We spent a few days in Florence before heading to the coast, leaving the car at the hotel and mostly wandering around Firenze on foot and bike. After three days' worth of getting our daily steps in and multiple trips to Il Pizzaiuolo (best pie in the city, hands down), I was itching to get back on the road and row my way through all six mushy gears of our Renault rental. As low on horsepower as it was, getting back into clutch pressing/feathering/dropping mode was a delight and I was ecstatic to make the drive north up the A11 and A12 highways to the coastal region. I might've been a bit too happy in 5th gear at some points, as I received some weird charges on my credit card from our rental agency five months after we returned from the trip...worth it, I guess.
Water and the ocean have always been integral parts of my life - some of my earliest memories are trips to Cape May, NJ with my parents and grandparents for summer vacation. That crisp shock you'd get when jumping into the Atlantic for the first time after sprinting down the beach. The tangy overload of saltwater after swallowing a mouthful of sea wash while body surfing. The midday sun baking a heavy rind of sand and salt onto your skin. If it's one thing that the Northern Italian coast has in spades, it is expansive, beautiful views of seawater stretching well beyond the horizon.

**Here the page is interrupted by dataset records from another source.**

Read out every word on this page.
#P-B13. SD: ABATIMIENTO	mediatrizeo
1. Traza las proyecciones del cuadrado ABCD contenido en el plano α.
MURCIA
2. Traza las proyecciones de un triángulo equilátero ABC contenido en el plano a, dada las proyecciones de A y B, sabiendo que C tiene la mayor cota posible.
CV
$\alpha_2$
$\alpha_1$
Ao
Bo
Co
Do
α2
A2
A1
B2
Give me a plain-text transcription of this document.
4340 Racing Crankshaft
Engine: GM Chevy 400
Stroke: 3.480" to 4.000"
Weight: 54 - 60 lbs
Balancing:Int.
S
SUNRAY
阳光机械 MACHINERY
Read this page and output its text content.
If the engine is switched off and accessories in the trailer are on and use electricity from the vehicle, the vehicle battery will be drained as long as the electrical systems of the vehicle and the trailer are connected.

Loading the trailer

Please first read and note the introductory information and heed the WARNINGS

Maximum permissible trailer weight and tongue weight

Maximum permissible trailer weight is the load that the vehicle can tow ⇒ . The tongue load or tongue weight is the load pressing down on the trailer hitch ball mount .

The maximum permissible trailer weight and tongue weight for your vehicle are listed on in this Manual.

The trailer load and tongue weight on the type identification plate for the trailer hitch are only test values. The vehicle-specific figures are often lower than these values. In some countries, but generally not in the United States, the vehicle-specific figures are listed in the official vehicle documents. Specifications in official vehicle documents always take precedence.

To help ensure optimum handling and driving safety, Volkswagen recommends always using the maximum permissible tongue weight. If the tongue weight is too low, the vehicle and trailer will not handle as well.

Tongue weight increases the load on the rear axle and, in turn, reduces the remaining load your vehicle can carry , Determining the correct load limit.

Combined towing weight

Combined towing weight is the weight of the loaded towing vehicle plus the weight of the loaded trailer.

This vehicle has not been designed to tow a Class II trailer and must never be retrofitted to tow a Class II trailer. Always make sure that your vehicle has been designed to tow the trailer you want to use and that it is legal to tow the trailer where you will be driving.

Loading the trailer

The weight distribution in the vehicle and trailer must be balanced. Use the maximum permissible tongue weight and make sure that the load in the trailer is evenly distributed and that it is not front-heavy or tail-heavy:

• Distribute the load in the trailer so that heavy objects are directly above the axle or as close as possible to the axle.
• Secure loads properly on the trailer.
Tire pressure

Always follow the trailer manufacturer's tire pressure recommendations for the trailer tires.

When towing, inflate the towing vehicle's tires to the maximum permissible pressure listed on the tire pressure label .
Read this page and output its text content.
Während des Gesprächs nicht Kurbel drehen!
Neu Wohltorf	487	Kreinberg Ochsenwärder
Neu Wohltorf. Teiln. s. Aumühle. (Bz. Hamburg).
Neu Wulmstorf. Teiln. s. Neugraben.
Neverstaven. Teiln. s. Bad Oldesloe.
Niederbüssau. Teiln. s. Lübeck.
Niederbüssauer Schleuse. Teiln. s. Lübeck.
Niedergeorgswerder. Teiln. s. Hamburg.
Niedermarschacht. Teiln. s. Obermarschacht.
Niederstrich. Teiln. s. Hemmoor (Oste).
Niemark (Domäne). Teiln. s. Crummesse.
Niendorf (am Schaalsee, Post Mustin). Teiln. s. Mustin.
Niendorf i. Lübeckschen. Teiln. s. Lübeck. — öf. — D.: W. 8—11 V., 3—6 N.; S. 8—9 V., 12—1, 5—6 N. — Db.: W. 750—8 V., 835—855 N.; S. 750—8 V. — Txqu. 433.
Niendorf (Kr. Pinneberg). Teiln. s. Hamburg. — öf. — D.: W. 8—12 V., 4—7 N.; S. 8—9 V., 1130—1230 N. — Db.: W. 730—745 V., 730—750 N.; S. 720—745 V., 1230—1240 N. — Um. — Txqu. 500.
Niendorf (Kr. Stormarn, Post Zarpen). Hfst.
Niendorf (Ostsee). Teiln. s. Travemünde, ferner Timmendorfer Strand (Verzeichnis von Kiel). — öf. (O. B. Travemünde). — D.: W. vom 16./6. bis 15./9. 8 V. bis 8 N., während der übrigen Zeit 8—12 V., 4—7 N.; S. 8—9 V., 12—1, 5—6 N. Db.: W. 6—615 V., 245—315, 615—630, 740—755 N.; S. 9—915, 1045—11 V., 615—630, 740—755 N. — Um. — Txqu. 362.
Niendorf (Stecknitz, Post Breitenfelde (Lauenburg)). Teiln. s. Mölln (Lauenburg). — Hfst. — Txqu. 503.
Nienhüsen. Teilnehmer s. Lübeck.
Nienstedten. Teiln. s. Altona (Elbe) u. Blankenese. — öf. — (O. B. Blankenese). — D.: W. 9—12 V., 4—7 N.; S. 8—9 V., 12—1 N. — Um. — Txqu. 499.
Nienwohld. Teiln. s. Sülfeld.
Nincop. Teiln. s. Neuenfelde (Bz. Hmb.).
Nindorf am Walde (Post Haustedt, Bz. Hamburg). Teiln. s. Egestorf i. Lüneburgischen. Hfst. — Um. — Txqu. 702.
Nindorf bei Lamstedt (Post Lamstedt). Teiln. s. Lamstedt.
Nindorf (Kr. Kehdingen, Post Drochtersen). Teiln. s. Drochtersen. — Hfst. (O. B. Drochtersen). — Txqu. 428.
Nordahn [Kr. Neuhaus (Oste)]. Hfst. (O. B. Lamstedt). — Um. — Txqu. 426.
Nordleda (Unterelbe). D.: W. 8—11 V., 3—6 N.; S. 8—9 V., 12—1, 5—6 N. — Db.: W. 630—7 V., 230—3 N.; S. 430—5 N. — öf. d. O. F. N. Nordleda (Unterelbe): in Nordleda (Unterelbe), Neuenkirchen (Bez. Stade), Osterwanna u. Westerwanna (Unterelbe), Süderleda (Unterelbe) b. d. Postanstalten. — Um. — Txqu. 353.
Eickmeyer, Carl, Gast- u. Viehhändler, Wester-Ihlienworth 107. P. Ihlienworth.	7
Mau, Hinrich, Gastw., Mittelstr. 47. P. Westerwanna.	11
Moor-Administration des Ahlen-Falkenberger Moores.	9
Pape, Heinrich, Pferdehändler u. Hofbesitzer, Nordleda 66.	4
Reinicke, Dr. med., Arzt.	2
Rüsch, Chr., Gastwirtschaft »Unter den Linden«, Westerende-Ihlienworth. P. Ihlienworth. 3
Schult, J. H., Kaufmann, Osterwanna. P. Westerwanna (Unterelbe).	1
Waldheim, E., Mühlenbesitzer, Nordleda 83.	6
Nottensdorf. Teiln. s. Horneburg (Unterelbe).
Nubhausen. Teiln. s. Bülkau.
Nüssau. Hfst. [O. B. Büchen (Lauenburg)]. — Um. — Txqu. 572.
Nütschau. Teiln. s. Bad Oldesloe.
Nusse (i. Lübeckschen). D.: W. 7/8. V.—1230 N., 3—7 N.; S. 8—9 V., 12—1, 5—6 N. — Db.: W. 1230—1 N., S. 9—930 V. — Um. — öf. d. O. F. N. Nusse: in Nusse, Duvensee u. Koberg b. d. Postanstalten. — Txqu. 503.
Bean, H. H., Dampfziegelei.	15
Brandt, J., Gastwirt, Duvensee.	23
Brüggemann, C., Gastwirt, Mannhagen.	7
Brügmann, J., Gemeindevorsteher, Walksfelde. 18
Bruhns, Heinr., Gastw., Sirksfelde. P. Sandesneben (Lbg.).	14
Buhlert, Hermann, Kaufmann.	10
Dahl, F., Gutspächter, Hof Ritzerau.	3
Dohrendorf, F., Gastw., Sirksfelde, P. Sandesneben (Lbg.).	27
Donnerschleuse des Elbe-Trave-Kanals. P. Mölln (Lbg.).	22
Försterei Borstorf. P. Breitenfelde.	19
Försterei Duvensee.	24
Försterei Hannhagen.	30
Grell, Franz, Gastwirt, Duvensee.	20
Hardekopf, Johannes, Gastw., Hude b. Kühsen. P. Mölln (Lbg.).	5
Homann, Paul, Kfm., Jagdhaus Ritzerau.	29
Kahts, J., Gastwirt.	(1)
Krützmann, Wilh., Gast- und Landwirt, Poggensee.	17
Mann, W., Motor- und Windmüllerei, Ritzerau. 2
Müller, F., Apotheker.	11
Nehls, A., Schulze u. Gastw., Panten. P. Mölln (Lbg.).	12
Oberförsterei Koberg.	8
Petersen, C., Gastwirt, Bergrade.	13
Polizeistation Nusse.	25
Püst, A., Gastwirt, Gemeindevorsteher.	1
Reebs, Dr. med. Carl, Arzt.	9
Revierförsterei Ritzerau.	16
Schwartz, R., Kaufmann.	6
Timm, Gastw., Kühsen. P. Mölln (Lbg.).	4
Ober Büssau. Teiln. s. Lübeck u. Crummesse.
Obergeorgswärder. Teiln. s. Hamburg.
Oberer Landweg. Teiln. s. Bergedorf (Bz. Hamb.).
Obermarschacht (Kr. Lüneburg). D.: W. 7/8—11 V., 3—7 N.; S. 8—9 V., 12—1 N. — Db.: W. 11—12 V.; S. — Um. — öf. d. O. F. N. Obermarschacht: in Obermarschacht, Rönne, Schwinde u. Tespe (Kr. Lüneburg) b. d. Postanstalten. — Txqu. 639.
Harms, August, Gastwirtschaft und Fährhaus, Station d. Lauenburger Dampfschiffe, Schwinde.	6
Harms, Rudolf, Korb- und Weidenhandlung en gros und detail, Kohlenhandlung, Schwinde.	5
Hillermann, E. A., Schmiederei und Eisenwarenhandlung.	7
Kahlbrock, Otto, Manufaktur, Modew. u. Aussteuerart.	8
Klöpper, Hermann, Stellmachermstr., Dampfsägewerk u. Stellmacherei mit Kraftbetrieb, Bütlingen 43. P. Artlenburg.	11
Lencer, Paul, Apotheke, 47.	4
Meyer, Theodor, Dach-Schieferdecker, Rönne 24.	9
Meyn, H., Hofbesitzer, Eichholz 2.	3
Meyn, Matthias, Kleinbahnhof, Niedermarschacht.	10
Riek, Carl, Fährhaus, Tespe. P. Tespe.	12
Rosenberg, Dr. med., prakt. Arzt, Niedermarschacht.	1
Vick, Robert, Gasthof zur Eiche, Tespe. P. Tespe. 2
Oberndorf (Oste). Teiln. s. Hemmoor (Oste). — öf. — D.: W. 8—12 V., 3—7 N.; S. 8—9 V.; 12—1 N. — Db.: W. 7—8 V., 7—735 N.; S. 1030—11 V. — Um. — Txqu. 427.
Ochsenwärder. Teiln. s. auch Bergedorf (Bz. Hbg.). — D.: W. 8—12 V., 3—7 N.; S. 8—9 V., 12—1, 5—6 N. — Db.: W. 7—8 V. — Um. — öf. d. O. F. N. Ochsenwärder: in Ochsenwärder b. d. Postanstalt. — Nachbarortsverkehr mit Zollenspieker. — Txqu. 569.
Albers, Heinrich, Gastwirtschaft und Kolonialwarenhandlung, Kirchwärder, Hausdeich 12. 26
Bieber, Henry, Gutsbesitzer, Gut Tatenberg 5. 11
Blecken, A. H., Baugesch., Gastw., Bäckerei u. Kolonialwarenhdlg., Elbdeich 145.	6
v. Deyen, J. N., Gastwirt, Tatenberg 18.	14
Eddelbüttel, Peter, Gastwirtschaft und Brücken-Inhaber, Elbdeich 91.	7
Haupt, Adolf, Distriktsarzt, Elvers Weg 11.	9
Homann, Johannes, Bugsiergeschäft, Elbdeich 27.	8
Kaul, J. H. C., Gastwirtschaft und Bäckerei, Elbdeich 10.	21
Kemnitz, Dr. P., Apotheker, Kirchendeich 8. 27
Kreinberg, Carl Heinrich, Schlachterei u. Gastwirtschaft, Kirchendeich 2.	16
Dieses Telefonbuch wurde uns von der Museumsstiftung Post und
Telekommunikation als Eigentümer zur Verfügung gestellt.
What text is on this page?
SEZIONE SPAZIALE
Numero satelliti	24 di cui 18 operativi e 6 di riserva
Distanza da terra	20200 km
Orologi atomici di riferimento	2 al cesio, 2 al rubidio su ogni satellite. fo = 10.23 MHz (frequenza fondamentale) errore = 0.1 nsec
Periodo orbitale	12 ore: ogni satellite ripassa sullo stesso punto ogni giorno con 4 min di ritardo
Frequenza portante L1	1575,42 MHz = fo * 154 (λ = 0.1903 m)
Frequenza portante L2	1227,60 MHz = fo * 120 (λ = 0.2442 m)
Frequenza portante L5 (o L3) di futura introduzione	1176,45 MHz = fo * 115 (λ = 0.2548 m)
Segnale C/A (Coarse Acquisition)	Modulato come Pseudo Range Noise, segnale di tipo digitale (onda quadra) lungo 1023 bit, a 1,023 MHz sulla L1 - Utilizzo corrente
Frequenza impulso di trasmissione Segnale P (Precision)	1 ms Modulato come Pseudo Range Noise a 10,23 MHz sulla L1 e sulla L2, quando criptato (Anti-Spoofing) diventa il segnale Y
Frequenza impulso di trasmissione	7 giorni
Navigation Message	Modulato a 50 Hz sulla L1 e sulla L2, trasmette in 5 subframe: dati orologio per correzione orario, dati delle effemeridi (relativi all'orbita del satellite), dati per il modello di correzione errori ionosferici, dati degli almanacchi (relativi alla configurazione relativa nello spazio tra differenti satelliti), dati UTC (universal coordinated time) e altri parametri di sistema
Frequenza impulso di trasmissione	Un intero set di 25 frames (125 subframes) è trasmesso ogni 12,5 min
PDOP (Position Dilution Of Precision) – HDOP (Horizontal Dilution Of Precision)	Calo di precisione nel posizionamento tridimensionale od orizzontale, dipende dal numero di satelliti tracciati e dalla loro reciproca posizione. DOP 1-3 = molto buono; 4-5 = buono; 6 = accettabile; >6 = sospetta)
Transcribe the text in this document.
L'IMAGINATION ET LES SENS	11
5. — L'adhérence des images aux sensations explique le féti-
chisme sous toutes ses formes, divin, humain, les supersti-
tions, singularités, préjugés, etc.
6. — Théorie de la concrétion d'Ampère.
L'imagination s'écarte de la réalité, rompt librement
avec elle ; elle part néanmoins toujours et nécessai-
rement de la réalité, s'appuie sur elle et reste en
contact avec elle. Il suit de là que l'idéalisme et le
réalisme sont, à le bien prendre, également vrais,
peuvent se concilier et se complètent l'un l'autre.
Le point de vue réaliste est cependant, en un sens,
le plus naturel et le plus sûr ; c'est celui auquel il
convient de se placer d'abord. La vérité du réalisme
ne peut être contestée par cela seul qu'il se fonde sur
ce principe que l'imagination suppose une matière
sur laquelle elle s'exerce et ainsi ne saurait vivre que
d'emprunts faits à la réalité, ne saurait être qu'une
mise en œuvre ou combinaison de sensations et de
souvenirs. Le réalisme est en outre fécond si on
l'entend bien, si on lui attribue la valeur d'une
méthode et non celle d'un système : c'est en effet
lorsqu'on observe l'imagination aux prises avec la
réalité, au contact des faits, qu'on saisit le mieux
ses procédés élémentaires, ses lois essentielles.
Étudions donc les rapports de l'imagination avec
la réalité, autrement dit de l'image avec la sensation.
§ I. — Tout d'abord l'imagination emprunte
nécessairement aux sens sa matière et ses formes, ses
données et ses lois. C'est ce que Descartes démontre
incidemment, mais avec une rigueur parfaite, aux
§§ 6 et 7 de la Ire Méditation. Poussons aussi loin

One of our daily Cinque Terre hikes culminated in a final stop at Riomaggiore, the southernmost town along the five town trail. I was exhausted and drenched in sweat when we finally got there. Each of the five villages has a small harbor, and Riomaggiore's has an outcropping of rocks that extends out into a looping jetty, closing off much of the waterway.

Tourists had set up shop on the rocks with wine and Aperol Spritzs, and there were a handful who'd taken the liberty of jumping into the Ligurian Sea to cool off. After watching the small ferry boats shuttle in and out for a few minutes, I shed my shirt and jumped in to join those in the water.

Stroking out to a rocky promontory, I hoisted up and sat there for a few minutes, looking west as sun started to sink down towards the horizon. The water, warm by Pacific and Atlantic Ocean standards, lapped around lazily and I zoned out a bit, sitting in the silence by myself. It's hard to capture the exact feeling of the moment - a combination of sheer relaxation from the first week of our trip, sore and tired muscles from our hikes the days before, and that weird cooling/heating feeling of evaporating water and warm sun mixing together. A feeling of a childhood summer day's end at the beach is the closest thing I can compare it to.

My father-in-law soon joined me and we spent the next 20 minutes just floating around the inlet bay, dodging five-person skiffs as they came in to anchor for the evening, the sun slowly making its way towards the horizon behind us. After a while, hunger pangs dictated that we swim back in and dry off, and go find our evening restaurant for Italian seafood and wine. An amazing ending to this leg of our trip, surrounded by the sea, the salt and the blue.


Perfection, done in a way that only the Italians know how.